Concepts

Dataset

Dataset includes the data and metadate used in benchmark execution process. They can be obtained by the get_train and get_test functions of TsTask for training and testing tasks respectively.

The benchmark framework will download the dataset from cloud for the first time and save them to a cache directory for future use. The cache directory could be configured in file benchmark.yaml.

Task

Task means the training or testing tasks in Benchmark. They are used in Player. Tasks can be obtained by the get_task and get_local_task of the tsbenchmark.api.

Task consists of the following information:

data，include training data and testing data
metadata，include task type, data structure, horizon, time series field list, covariate field list, etc.
training parameters，include random_state、reward_metric、max_trials, etc.

Player

Player is to run tasks。A player contains a Python script file and an operating environment description file. The Python script file could call functions from TSBenchmark api to obtain the dataset, specified task, training model, evaluation methods and so on.

Benchmark

Benchmark makes the Player performing specified Task and integrates the results into one Report. These results have differences in running time, evaluation scores, etc.

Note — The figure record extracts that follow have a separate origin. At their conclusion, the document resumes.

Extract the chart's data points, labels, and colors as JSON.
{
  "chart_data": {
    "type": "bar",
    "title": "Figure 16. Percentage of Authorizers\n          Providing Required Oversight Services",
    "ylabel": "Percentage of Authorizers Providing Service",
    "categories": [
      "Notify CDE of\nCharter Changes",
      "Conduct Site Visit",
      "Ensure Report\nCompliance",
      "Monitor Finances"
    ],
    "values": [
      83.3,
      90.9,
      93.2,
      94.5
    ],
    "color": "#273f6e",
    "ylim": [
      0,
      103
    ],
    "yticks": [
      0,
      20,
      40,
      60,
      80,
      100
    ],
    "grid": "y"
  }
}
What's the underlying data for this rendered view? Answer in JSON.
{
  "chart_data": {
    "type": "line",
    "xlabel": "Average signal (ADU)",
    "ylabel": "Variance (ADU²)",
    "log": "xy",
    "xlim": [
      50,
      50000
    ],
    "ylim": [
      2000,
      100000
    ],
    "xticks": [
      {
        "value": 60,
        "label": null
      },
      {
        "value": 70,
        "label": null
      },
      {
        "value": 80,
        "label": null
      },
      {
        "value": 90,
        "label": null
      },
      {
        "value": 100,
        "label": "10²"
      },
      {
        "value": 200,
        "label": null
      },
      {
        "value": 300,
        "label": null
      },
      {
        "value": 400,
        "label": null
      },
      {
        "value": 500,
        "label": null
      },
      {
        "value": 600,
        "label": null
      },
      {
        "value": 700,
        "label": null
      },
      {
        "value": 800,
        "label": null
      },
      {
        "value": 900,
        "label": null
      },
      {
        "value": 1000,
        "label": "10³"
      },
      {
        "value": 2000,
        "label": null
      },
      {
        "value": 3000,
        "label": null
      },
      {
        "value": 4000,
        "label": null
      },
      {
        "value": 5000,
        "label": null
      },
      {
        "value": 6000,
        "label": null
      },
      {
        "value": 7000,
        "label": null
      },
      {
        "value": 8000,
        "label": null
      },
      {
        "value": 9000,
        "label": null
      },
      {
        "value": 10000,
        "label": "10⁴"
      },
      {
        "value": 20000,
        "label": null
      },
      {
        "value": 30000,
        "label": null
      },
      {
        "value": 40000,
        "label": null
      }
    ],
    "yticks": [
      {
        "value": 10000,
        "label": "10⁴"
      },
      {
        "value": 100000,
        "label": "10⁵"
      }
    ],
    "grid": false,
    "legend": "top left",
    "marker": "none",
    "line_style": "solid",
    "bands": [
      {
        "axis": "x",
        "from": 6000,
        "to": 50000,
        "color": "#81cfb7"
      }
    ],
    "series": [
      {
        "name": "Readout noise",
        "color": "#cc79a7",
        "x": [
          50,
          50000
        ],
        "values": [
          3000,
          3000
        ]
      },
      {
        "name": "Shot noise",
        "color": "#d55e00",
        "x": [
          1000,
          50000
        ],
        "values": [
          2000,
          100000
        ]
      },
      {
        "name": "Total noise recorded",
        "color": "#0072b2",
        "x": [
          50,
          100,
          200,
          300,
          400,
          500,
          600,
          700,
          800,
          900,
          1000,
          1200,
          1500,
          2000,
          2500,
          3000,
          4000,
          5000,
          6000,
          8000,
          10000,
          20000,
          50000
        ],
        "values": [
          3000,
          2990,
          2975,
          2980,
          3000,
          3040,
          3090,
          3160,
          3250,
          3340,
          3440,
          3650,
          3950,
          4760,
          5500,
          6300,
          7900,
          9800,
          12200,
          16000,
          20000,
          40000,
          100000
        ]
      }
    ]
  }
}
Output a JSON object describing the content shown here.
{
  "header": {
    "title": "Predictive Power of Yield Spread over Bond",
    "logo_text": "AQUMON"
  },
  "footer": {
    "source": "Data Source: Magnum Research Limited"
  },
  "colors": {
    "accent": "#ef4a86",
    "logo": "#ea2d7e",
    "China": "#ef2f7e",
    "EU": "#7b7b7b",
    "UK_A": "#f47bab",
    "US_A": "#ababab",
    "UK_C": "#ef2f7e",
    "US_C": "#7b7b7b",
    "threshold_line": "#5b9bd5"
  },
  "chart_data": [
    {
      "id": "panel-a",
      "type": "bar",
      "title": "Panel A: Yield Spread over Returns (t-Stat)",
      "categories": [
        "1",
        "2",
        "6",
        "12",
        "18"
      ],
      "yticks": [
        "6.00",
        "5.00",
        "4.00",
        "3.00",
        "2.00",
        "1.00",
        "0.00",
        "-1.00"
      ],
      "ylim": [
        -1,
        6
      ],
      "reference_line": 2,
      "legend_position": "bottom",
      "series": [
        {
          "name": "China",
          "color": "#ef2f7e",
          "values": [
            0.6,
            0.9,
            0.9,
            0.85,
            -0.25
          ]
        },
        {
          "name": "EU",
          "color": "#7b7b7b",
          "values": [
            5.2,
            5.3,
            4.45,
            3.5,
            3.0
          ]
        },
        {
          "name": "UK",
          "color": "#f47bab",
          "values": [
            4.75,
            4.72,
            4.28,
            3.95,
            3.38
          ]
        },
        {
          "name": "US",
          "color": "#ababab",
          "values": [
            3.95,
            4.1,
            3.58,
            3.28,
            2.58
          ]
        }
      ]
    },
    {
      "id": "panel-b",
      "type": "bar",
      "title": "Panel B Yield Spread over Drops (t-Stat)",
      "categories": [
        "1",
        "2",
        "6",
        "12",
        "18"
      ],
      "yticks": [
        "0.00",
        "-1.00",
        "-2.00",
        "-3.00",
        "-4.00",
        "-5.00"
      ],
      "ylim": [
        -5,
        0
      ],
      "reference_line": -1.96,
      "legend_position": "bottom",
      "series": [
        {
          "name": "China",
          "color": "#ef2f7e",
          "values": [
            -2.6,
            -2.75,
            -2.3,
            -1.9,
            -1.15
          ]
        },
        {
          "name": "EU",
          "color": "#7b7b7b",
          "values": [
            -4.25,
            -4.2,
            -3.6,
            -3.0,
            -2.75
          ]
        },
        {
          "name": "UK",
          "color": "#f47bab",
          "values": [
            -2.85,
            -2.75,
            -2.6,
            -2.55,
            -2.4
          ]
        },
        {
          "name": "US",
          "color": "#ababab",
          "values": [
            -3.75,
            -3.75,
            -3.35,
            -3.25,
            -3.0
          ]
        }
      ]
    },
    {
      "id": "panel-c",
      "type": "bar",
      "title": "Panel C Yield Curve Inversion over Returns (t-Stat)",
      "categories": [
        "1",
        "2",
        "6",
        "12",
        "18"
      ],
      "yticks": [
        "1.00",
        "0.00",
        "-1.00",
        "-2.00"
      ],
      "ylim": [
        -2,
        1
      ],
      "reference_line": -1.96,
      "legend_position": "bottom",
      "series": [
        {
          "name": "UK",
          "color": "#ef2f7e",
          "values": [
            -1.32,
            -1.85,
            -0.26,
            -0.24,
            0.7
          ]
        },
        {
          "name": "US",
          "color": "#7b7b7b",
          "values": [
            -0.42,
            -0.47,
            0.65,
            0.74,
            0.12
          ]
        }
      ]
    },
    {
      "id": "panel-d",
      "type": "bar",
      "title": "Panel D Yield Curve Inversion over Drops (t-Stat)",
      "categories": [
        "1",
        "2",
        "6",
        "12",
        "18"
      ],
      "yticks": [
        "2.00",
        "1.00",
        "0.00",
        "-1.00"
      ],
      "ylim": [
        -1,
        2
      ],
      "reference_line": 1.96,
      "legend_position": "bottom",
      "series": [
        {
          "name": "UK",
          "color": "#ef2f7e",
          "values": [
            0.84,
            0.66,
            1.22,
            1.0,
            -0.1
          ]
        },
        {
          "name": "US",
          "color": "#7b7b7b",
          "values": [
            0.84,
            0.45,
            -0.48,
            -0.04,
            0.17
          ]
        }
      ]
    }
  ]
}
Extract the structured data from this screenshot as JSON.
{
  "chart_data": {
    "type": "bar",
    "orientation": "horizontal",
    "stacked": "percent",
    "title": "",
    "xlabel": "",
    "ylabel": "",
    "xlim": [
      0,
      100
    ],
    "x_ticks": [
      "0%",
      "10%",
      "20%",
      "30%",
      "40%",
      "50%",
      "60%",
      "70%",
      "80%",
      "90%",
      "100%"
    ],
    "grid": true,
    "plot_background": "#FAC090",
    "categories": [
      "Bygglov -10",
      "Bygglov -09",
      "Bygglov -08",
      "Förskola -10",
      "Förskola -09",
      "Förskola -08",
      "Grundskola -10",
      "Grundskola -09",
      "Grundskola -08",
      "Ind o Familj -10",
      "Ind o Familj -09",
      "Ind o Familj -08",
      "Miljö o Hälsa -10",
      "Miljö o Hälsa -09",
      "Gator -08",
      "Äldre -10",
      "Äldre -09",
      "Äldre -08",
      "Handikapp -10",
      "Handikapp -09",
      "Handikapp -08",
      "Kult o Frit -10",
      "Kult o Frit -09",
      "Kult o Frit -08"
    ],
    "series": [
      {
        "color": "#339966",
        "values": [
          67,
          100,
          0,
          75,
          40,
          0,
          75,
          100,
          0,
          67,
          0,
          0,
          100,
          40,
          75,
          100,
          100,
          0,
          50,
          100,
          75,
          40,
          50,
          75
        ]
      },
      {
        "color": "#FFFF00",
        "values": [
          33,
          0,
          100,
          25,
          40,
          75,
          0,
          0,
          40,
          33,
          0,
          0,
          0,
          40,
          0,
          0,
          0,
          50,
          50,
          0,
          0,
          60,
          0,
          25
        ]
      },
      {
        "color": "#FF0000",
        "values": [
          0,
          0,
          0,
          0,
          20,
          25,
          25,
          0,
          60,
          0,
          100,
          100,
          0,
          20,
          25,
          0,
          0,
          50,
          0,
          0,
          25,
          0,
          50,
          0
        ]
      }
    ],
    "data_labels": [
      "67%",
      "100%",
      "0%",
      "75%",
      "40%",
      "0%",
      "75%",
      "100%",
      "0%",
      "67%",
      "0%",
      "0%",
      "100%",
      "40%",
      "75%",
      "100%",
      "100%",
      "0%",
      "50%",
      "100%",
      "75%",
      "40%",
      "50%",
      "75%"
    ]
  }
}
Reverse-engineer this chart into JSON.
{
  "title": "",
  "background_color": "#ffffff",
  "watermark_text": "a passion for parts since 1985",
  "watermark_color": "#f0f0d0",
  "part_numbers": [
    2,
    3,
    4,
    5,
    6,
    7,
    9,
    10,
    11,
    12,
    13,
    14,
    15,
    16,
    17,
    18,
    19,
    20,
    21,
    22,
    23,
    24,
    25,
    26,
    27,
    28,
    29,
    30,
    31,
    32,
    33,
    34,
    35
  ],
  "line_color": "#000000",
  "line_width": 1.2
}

TSBenchmark currently supports two kinds of Benchmark implementation：

LocalBenchmark: running Benchmark in local mode
RemoteSSHBenchmark: running benchmark in remote mode through SSH

Environment

The operating environment of player can be either custom Python environment or virtual Python environment which are defined by the requirement.txt or .yaml file exported by conda respectively.

Report

Report is the valuable output of the Benchmark, It collects the results from players and generates a comparison report, which contains the comparison results of both different players same benchmark and same player different benchmarks.

The results include the forecast results and the performance indicators, such as smape, mae, rmse, mape, etc.